Generally payload in the body is sent for POST, PUT, etc. http methods where you need to create a new resource or update the existing resource in server side.

When you are doing an http GET request on an entity, you are actually requesting or fetching the content of the entity. If you want to add some parameters (for example sorting a list in ascending or descending order), you can add these parameters in the query string. This query string contains one or more query parameters.

Alternatively you may also want to specify these parameters in the request body in GET request. HTTP/1.1 does not seem to explicitly forbid this when you want to send request body in GET request.

The questions is Whether request body is allowed in GET request? or Will HTTP client have any issue using request body with a GET request?

The GET method means retrieve whatever information (in the form of an entity) is identified by the Request-URI. If the Request-URI refers to a data-producing process, it is the produced data which shall be returned as an entity in the response and not the source text of the process, unless that text happens to be the output of the process. The more information could be found here.

The response to a GET request is cacheable if and only if it meets the requirements for HTTP caching. The HTTP/1.1 protocol includes a number of elements intended to make caching work as well as possible. Caching would be useless if it does not significantly improve performance.

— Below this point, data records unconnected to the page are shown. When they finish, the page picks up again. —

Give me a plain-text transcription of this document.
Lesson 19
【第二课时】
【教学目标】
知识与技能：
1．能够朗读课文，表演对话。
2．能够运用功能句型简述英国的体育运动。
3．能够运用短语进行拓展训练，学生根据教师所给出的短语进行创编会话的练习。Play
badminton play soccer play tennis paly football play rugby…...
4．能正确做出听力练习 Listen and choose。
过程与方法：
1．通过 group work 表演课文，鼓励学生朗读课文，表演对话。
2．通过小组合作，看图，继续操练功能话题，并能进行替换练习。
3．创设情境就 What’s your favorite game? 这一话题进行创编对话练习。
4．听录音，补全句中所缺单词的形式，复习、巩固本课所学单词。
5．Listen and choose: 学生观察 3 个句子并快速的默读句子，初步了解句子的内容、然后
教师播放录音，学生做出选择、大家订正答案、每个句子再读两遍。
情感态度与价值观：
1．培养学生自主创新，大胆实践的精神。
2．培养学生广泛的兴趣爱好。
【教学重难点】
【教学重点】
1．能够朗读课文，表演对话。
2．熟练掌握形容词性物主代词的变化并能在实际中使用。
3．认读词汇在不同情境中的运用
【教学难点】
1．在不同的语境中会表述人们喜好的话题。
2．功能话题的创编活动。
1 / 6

The goal of caching in HTTP/1.1 is to eliminate the need to send requests in many cases, and to eliminate the need to send full responses in many other cases. The former reduces the number of network round-trips required for many operations; an “expiration” mechanism is used for this purpose. The latter reduces network bandwidth requirements; a “validation” mechanism is used for this purpose. The more information can be found here.

Methods can also have the property of “idempotence” in that (aside from error or expiration issues) the side-effects of N > 0 identical requests is the same as for a single request. The methods GET, HEAD, PUT and DELETE share this property. Also, the methods OPTIONS and TRACE SHOULD NOT have side effects, and so are inherently idempotent.

Like HEAD, the GET method should not have the significance of taking an action other than retrieval. So HEAD and GET methods ought to be considered as “safe”.

However, it is possible that a sequence of several requests is non-idempotent, even if all of the methods executed in that sequence are idempotent.

A sequence is idempotent if a single execution of the entire sequence always yields a result that is not changed by a re-execution of all, or part, of that sequence. A sequence that never has side effects is idempotent, by definition (provided that no concurrent operations are being executed on the same set of resources).

A sequence is non-idempotent if its result depends on a value that is later modified in the same sequence.

So, I have talked basic idea about GET method and if you need more clarification then you can always read it through the links given above.

Yes, you can send a request body with GET but it should not have any meaning. If you give it meaning by parsing it on the server and changing your response based on its contents, then you are ignoring this recommendation in https://tools.ietf.org/html/rfc2616#section-4.3.

As we previously stated The GET method means retrieve whatever information (in the form of an entity) is identified by the Request-URI, which states that the request-body is not part of the identification of the resource in a GET request, only the request URI.

I have also said that the GET method should not have the significance of taking an action other than retrieval.

A message-body MUST NOT be included in a request if the specification of the request method does not allow sending an entity-body in requests. A server SHOULD read and forward a message-body on any request; if the request method does not include defined semantics for an entity-body, then the message-body SHOULD be ignored when handling the request https://tools.ietf.org/html/rfc2616#section-4.3.

Let’s say you want to bookmark your URL or copy URL and want to send it to your friend. But you won’t be able to do this when you use request body with GET request.

Most intermediate infrastructures completely dropped the payload or request body from http GET request. Another issue is, caching headers would fail to function, because the outcome would be dependent on the request body. So, GET is solely for retrieving a representation based on the URL and a set of accepted headers.

The primary cache key consists of the request method and target URI. However, since HTTP caches in common use today are typically limited to caching responses to GET, many caches simply decline other methods and use only the URI as the primary cache key https://tools.ietf.org/html/rfc7234.

A payload within a GET request message has no defined semantics; sending a payload body on a GET request might cause some existing implementations to reject the request https://tools.ietf.org/html/rfc7231#section-4.3.1. So, there are proxies out there that will definitely break your request in various ways if you include a body on GET.

All together it is suggested that when processing a GET request, a server is not required to examine anything other than the Request-URI and Host header field.

In conclusion, the HTTP specification doesn’t prevent you from sending a message-body with GET, but there is sufficient ambiguity whether it would be supported by all servers.

Hope the above explanation gives some light whether you need to use payload or not in the request body of the http GET request.